Thread Rating:
  • 1 Vote(s) - 1 Average
  • 1
  • 2
  • 3
  • 4
  • 5
Why are triggers in MS instead of musical divisions?
#1
Just what the thread subject says. It seems like it would make more sense to be fractions of the row length with something like 10 being 1/16 of the row length and no repeats. While something like 52 would be 5/16 of the patterns row length and 2 repeats. And F0 would be just "ON" for the duration of the row.
Reply
#2
I do not find it as obvious as it seems to appear. For me it comes down to the distinction between triggers and gates. I'm aware they are often interchanged in their use and they are similar. But at the end of the day I want triggers to be short and their duration independent of my music timing. For gates I'm 100% percent with you. Their duration should be related to the music in almost all cases I can think of.

Which kind of canonically leads to some form of feature request to have gates with musically determined duration on top of the current trigger oriented options.

Does that make sense?
If yes I'd repost it under feature requests.

Kind regards,
Michael
Reply
#3
Practically it doesn't really matter in most cases:
If you trigger a drum, it doesn't matter. If you fire an envelope it doesn't matter. If you play notes without anything, then the durations are so short anyway that it would be difficult to hear the difference anyway (except for if you sequence in 10 BPM) . And if it would be really needed, then you might want to involve tables, or use the kill command.

FE is already gate on and 00 Gate off.
Gates can be set and reset in any duration, on any step that is much more flexible than having only fixed gates for like a quart note, half a note 137 step long gates etc.

In the new version that you saw most probably that some more features have been added to the trigger column.
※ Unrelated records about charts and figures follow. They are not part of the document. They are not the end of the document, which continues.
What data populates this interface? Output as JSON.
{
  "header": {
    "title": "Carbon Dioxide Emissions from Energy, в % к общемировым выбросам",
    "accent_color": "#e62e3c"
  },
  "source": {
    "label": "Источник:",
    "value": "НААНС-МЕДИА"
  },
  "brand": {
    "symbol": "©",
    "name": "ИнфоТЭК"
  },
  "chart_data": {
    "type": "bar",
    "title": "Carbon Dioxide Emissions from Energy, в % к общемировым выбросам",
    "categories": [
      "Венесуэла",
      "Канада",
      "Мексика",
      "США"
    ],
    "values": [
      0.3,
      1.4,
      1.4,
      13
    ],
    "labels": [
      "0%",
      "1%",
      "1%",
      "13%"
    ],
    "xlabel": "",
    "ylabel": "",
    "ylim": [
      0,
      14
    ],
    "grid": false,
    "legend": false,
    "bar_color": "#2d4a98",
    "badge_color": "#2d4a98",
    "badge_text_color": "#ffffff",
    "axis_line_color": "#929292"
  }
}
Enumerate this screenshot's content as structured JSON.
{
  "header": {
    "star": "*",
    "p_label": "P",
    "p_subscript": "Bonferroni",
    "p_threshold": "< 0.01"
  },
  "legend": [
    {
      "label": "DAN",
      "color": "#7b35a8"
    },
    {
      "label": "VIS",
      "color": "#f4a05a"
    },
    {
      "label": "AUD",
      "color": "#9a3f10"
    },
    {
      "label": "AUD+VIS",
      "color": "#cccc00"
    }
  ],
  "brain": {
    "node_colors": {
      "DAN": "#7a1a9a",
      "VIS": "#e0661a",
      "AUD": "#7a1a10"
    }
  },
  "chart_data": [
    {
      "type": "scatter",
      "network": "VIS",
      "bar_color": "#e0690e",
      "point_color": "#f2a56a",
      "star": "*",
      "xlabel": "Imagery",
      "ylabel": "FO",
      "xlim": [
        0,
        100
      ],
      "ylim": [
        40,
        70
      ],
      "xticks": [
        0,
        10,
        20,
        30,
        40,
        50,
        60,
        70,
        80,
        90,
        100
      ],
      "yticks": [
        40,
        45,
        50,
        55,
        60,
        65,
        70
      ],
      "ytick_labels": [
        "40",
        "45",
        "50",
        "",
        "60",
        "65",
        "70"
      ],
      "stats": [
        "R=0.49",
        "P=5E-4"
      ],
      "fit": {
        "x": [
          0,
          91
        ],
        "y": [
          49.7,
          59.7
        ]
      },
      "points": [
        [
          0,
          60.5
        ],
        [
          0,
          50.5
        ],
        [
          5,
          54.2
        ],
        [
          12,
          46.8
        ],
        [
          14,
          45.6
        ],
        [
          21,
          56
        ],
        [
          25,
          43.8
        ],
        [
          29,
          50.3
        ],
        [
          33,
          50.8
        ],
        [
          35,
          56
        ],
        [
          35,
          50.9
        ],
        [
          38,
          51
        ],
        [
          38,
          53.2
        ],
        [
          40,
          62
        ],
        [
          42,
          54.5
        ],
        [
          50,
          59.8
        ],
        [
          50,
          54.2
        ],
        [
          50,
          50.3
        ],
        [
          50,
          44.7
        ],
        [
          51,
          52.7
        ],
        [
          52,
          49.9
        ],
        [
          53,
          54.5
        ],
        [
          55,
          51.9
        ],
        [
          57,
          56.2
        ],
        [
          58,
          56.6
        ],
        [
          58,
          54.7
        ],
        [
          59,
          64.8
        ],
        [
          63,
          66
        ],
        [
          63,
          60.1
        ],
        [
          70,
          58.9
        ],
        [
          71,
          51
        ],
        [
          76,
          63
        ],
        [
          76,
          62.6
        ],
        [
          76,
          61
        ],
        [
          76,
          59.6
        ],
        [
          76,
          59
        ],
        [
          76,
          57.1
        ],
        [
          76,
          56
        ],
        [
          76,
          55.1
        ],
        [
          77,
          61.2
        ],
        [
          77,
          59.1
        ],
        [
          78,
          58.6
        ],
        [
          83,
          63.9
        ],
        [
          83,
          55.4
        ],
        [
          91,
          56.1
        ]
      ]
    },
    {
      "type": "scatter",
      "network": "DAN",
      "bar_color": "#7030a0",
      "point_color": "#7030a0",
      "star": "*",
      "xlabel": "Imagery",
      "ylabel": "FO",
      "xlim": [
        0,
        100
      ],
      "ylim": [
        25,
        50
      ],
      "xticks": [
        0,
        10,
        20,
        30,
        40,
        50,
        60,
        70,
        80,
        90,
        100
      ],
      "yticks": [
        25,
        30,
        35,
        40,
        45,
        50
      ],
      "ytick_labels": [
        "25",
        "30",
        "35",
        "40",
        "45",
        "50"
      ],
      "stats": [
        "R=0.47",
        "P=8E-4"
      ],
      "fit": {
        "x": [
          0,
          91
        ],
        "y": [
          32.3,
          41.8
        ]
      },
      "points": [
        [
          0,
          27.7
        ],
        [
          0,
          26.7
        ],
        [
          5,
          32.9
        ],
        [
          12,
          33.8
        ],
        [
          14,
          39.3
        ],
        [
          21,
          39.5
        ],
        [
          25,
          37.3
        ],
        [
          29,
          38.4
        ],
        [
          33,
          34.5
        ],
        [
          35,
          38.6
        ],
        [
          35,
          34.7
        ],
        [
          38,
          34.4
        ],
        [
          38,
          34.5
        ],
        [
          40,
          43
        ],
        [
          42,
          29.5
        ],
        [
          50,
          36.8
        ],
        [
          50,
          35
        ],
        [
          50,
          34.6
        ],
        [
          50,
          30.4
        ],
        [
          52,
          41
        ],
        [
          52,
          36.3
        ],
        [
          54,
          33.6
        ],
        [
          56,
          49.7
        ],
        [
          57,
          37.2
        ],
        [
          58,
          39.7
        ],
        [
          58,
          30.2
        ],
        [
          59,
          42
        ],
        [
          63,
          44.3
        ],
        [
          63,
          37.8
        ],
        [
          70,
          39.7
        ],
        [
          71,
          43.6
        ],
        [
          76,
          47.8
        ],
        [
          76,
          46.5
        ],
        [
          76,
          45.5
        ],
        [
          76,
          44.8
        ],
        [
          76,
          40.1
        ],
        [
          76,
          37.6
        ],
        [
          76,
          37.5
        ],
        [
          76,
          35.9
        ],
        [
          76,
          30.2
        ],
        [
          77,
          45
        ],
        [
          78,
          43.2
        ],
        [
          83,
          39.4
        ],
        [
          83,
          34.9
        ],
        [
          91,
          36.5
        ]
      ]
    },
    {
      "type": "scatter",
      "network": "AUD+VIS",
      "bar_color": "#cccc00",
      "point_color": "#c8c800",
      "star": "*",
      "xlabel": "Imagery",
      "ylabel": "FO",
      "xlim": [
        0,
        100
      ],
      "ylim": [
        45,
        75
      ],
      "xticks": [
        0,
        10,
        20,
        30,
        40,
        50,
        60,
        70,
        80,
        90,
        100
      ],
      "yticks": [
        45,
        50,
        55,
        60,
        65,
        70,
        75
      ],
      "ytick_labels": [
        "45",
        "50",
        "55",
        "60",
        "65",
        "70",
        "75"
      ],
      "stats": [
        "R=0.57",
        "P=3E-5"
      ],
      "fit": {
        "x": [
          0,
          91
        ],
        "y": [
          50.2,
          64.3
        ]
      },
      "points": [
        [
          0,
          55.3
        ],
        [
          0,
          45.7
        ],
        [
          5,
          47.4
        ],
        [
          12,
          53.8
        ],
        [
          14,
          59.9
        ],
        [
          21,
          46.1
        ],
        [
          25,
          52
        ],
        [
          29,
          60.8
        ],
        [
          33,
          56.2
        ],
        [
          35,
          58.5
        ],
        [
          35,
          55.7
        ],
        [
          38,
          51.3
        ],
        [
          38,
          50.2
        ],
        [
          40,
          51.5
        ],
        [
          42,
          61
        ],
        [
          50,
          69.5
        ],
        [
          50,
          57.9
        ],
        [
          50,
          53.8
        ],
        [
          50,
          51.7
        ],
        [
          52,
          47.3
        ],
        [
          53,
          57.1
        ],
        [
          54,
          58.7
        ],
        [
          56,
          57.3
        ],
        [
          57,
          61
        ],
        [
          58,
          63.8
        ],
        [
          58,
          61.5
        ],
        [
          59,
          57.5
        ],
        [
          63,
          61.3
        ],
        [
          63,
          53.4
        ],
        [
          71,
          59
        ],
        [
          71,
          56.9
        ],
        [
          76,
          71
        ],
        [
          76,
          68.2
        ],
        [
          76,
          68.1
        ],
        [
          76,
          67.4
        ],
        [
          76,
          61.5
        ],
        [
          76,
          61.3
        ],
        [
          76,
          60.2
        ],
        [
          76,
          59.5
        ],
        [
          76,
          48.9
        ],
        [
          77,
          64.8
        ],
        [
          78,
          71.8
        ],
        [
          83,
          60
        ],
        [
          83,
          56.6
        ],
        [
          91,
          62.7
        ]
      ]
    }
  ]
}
There are 2 trigger types which are 1 step and half a step long. I decided to not add more since i think the random and ratch function are much more important than gates over multiple steps that you can do anyway already.
PLEASE use the search function if something have been asked or discussed before.
Every (unnessesary) forum support means less time to develop! But of course, i am here to help!  Smile
Reply
#4
It totally matters to my ears. I’m often using the repetitions and have to figure out the milliseconds of the BPM. And if I change the BPM the whole things will sound weird. Especially for fast snare drum programming. At the moment I end up just using tables now, but when I first was learning I tried triggers. To be honest I don’t really use triggers from the pattern editor for repetitions anymore.
Reply
#5
(02-17-2021, 11:25 PM)fadeddata Wrote: It totally matters to my ears. I’m often using the repetitions and have to figure out the milliseconds of the BPM. And if I change the BPM the whole things will sound weird. Especially for fast snare drum programming. At the moment I end up just using tables now, but when I first was learning I tried triggers. To be honest I don’t really use triggers from the pattern editor for repetitions anymore.

I am not talking about ratcheting, but triggerlength.
Ratcheting is a different thing and indeed must be based on the tempo. Take a look at the new version again and i think you will find what you are searching for. Wink
PLEASE use the search function if something have been asked or discussed before.
Every (unnessesary) forum support means less time to develop! But of course, i am here to help!  Smile
Reply
#6
Looking here:
https://xor-electronics.com/forum/showth...hp?tid=987

Which functionality are you referring to?
Reply
#7
(02-18-2021, 10:08 PM)fadeddata Wrote: Looking here:
https://xor-electronics.com/forum/showth...hp?tid=987

Which functionality are you referring to?

"Values in the trigger column bigger than E0 got a special function now for even and odd ratcheting, random triggers, random 'ratches', random gates based on the random ranges."
PLEASE use the search function if something have been asked or discussed before.
Every (unnessesary) forum support means less time to develop! But of course, i am here to help!  Smile
Reply
#8
Hah! Wow, what a surprise, this is exactly what I was looking for.